L’universalisme républicain en acte

La République et son idéal font ainsi souvent les frais des rapports de force politiques, quand ce n’est pas plus prosaïquement et banalement la conséquence de « petits jeux politiciens ». La République est un combat ; on ne peut tenir notre devise Liberté – Égalité – Fraternité pour acquise du simple fait qu’elle serait énoncée. Comme socialistes, nous connaissons bien les logiques inégalitaires à l’œuvre en économie capitaliste qui ne plient ou reculent que sous l’effet du rapport de force politique et social que l’on construit (ou pas). Pourquoi serait-ce différent pour les inégalités et discriminations fondées sur l’origine, la couleur ou la religion supposée ? Pourquoi serait-ce différent quand les Libéraux et le monde capitaliste instrumentalisent également les enjeux d’identité pour réduire la personne à l’individu, pour diminuer d’autant la capacité des travailleurs à s’organiser collectivement en les dressant les uns contre les autres en fonction de leurs origines ? Pourquoi serait-ce différent quand les discriminations liées à l’origine croisent les inégalités économiques et sociales ?

D’ailleurs en d’autres points du globe, ce type de processus a été parfaitement utilisé, y compris à des fins économiques, entre des populations différentes que ne séparaient pas la couleur de peau : l’opposition au sein de la classe ouvrière d’Irlande du Nord entre Unionistes et Nationalistes (Protestants et Catholiques) grâce à l’encouragement du sectarisme est un modèle du genre.

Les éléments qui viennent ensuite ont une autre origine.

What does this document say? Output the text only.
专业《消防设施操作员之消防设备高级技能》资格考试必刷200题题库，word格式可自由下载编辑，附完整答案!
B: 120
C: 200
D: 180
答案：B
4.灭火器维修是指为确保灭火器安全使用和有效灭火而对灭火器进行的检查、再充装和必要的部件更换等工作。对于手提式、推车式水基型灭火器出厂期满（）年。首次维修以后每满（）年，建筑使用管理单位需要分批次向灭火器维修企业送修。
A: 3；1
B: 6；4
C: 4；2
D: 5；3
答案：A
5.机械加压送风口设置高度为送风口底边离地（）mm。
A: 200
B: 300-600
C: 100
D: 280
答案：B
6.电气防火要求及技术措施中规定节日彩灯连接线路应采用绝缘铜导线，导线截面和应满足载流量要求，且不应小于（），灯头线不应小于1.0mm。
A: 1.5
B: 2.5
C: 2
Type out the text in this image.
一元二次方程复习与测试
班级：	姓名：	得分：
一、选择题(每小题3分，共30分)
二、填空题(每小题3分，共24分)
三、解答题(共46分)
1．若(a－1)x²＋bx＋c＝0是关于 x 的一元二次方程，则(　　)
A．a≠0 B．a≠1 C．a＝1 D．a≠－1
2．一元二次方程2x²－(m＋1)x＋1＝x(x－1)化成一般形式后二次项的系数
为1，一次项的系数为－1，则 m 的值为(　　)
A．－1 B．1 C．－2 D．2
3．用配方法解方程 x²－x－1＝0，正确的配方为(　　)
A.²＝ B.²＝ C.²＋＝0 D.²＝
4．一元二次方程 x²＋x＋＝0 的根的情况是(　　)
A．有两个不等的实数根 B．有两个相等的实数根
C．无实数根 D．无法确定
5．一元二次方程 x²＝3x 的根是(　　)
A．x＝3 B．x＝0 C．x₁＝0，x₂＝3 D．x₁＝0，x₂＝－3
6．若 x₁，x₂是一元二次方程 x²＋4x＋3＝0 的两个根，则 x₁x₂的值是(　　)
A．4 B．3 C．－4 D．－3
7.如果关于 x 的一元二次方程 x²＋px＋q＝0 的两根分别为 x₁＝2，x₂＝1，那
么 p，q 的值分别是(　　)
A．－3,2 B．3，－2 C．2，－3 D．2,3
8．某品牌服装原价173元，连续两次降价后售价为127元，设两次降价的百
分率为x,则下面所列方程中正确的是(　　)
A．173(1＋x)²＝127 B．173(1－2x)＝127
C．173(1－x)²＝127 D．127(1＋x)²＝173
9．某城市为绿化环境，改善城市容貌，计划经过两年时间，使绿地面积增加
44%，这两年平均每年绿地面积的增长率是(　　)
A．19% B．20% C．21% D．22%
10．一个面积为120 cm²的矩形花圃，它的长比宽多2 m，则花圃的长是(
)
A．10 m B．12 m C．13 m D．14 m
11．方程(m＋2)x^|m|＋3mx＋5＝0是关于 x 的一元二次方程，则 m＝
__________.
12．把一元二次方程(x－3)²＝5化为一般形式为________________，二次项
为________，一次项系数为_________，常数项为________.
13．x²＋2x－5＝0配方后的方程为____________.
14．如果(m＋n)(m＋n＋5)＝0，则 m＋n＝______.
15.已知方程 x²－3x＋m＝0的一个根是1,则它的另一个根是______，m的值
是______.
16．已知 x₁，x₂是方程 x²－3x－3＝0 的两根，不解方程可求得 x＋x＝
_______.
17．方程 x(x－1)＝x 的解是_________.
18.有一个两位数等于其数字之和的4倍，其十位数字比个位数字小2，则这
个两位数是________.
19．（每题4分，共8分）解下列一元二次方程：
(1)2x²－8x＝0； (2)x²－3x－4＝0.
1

Raison de plus pour ne pas se laisser pièger par des concepts ambigus ou même pervers. Ainsi la notion de « privilège blanc » (expression popularisée par une écrivaine de talent et à succès mais dont on peut s’interroger sur son sens des réalités) peut évidemment être comprise, dans une certaine mesure, s’il s’agit de désigner cette situation où, par le fait d’être blancs, certains d’entre nous ont accès facilement à un logement, un emploi, à un certain nombre de choses sans même nous en rendre compte. Mais cette notion, même si on peut en comprendre l’intention (chez certaines personnes de bonne foi), est viciée à la base car le concept de « privilège » renvoie à quelque chose qu’il faudrait en principe abolir. Or, le souci aujourd’hui n’est pas de savoir si les « blancs » doivent avoir accès facilement à un logement, etc. ou s’il faudrait leur retirer cette capacité, alors même qu’elle n’est pas l’apanage de tous les « blancs ». Cette façon de penser est même quelque part une manière de réinvestir le principe de « hiérarchie des races », entre les « blancs » qui auraient (forcément) une vie merveilleuse et « les autres ». La question c’est de se demander pourquoi d’autres n’ont pas accès, pourquoi nous tolérons encore que dans les faits de telles discriminations perdurent concrètement ; la question est de se demander – lorsqu’on a constaté qu’il y a des gens, en raison de leur couleur, de leur religion, de leur sexe, de leur orientation sexuelle, de leur handicap, pour lesquels l’exercice des droits humains est soit tronqué, soit inexistant – comment il faut agir pour faire reculer puis mettre fin concrètement à cette rupture d’égalité. Car à nouveau ce que l’universalisme républicain nous rappelle c’est bien l’unité de l’humanité, l’égalité entre tous les Hommes, en cela il n’est en rien un concept évanescent et surplombant comme le prétendent certains militants différentialistes ou intersectionnalistes. L’universel ne relève pas d’une sorte de dogme surplombant, d’un ensemble de principes qu’on accepte tels quels. L’universel c’est une aspiration qui est toujours en construction, qui est traversée d’une réflexion sur les façons de faire progresser ces aspirations universelles. L’universalisme républicain devient concret lorsqu’il existe une volonté politique pour le mettre en œuvre.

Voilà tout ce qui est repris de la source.